Governor Haslam to Unveil ‘Opioid Plan’ Early Next Week

Bill Haslam

The Haslam Administration announced it will unveil its Opioid Plan Monday, January 22 at the Old Supreme Court Chamber. Administration officials characterize it as an aggressive and comprehensive plan to confront the escalating drug crisis.

“Some of that will be for an actual bill,” Haslam told reporters from The Chattanooga Times Free Press on Friday. “Others will be things that won’t take legislative action but will be part of a comprehensive plan to address the opioid issue.”

Along with Governor Haslam, Lt. Governor Randy McNally, State House Speaker Beth Harwell, and Supreme Court Justice Jeffrey Bivins will be on hand to unveil what the Times Free Press calls a “multi-strategy plan involving prevention, treatment and law enforcement.”

The plan couldn’t come soon enough, as the Volunteer State has one of the nation’s fastest-growing opiod-associated death rates. According to a statement from the Tennessee Department of Health, 6,605 people have died from overdosing on opiates over the past five years (2012-2016), and from 2015 to 2016 alone, the number of deaths jumped a shocking 12.4 percent to 1,651. (2017 information is not yet available.)

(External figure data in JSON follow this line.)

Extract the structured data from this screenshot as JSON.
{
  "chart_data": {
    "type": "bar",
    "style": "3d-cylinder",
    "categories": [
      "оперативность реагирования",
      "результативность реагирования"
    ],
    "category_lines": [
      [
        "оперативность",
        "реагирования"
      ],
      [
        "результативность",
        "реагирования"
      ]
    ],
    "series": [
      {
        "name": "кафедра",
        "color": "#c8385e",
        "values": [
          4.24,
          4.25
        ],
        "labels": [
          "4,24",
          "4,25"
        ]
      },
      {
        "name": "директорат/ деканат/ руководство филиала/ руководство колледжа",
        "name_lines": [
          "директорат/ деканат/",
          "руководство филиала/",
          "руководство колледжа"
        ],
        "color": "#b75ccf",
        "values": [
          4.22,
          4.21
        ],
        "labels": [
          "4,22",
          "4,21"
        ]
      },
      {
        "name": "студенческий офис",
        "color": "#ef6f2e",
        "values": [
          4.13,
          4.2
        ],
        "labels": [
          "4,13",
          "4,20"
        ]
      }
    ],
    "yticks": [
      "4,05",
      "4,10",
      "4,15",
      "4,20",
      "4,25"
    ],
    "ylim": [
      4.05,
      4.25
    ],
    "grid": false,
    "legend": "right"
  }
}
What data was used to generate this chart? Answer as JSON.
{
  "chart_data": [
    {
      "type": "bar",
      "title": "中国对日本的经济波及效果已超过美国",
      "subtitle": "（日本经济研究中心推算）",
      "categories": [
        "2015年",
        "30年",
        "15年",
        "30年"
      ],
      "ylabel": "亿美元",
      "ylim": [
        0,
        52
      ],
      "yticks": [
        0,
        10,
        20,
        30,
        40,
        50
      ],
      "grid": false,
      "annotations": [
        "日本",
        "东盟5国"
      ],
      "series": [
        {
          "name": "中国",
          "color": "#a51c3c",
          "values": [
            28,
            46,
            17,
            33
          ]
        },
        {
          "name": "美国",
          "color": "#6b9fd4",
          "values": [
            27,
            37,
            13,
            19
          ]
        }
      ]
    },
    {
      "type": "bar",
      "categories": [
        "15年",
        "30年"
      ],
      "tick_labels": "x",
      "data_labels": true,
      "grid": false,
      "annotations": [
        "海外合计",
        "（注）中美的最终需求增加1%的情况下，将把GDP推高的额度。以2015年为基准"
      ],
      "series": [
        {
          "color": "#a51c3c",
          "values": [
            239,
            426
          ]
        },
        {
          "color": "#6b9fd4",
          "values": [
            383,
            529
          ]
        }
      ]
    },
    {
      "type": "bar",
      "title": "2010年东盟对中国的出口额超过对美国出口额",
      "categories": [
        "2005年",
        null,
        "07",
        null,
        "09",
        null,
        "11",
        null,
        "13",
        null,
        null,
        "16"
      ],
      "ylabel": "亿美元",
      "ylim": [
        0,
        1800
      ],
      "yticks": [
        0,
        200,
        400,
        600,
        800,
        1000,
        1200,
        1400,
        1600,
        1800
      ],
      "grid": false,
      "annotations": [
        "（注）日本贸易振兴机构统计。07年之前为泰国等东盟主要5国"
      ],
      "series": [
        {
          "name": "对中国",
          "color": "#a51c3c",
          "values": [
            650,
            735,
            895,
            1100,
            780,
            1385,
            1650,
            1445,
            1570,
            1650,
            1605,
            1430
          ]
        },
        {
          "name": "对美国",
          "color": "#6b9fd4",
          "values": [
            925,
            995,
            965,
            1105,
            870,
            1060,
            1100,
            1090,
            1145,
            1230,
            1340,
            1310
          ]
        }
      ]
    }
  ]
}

Monday’s announcements is scheduled as an open event that begins at 2:00 pm.


Related posts

2 Thoughts to “Governor Haslam to Unveil ‘Opioid Plan’ Early Next Week”

  1. Kevin

    This comes right out of the liberal playbook. “Never let a serious crisis go to waste”! How is it that we allow the Executive branch to do anything but execute the laws created by the Legislature? State Senator Mark Green, MD, and State Representative Bryan Terry, MD, along with the other medical professionals in the state legislature, have several pieces of legislation teed up to deal with this issue. Plus not only are they MUCH more qualified, they are constituionally authorized to enact laws. Instead, we’re gonna have a purveyor of petroluem products telling us how and where citizen get their drugs.

  2. 83ragop50

    Sure hope his “plan” includes a requirement for Tennesseans to be responsible for their decision to continue taking drugs that destroy them. Without personal responsibility no effort can be successful. Then, of course, once opioids are “under control” those who cannot control themselves will just find another drug to abuse. Wasn’t it 2016 that Meth was the drug of the year?